Elena López Fernández recibía sepultura la semana pasada en su querido pueblo natal de Villasumil, en Ancares, en medio de un paisaje otoñal espectacular, al abrigo de castaños centenarios. Desde niña pasó su vida siempre en silla de ruedas, sin apenas poder mover las manos y con muchas dificultades para hablar. Junto con ella su hermano Marcelino, en condiciones parecidas, han tenido la suerte de tener unos padres que se han entregado a ellos con un amor incondicional: su padre José, ya difunto, y su madre Conce. Pero, además, somos muchas las personas que hemos disfrutado de su entrañable acogida y amistad.

Murió Elenita en un día tan significativo como la fiesta de Santa Teresa del Niño Jesús. Esta santa francesa, nacida en Lisieux, entró a los quince años en un monasterio de clausura. Su vida estuvo siempre acompañada de un gran sufrimiento que le llevó a la muerte cuando tenía tan solo veinticuatro años. Pero en lugar de amargarse y desesperarse decidió ofrecer su sufrimiento por la Iglesia, hasta el punto de que sin salir del convento la Iglesia le dio el título de patrona de las misiones. Su superiora le mandó escribir un diario que, bajo el título de ‘Historia de un alma’, ha conocido cientos de ediciones y le ha hecho merecedora del título de Doctora de la Iglesia y de cientos de miles de lectores.

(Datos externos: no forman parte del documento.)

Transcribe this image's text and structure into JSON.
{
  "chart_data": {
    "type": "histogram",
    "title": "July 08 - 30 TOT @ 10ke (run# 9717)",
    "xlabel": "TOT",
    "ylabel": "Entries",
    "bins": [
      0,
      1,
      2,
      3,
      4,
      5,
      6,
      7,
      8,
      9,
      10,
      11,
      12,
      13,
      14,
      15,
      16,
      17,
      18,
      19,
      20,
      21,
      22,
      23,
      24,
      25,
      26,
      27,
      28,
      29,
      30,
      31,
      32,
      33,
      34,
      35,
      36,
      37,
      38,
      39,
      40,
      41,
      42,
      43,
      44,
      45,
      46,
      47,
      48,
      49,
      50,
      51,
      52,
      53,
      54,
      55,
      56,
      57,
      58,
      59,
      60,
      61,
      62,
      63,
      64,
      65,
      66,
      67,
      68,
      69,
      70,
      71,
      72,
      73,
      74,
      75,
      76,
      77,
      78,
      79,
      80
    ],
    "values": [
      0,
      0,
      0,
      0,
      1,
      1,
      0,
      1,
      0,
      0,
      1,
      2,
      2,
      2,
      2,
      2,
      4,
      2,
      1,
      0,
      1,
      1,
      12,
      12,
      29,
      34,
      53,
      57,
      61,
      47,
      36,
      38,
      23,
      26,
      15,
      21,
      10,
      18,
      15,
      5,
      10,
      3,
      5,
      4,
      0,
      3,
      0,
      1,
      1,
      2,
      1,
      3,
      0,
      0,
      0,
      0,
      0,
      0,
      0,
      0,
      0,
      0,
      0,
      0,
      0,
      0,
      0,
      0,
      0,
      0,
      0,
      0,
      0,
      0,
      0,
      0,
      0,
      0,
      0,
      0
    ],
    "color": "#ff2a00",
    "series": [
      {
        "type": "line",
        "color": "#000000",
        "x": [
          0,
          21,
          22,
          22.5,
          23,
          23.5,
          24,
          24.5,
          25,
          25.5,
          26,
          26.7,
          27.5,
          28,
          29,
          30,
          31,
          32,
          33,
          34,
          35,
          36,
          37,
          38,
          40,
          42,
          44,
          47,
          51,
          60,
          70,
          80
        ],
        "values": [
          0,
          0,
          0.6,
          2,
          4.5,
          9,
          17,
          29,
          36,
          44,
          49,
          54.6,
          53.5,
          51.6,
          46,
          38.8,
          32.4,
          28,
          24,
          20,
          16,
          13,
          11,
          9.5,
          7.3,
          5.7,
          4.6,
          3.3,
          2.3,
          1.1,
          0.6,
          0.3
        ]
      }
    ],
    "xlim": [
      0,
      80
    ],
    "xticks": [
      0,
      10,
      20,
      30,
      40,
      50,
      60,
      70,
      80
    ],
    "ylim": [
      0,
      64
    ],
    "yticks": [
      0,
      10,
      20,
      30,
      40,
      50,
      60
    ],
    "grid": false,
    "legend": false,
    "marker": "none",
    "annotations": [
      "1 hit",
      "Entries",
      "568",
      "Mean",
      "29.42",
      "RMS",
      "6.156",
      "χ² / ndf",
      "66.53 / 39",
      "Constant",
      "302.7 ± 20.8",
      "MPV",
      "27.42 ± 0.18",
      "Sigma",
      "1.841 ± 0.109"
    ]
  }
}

Elenita no pudo escribir ningún diario y apenas si podía hacer algunos garabatos en un cuaderno; pero ha dejado escrito un hermoso libro en el corazón de tantas personas que la conocíamos y queríamos. Poseía una gran riqueza interior, una profunda espiritualidad, una gran memoria y profundo conocimiento de realidad, aunque tuviera dificultades para expresarse. Consciente de sus limitaciones físicas, y azotada también por el sufrimiento corporal, jamás renegó de su situación, sino que la asumió con una generosidad y elegancia que no tenemos otras personas a quienes la vida nos ha sonreído un poco más. Desde su cruz en forma de silla de ruedas vivió una intensa relación de amor a Dios y a la Virgen María, que nada tiene que envidiar a la santa de Liseux. Descanse en paz y que siga ayudándonos desde el cielo.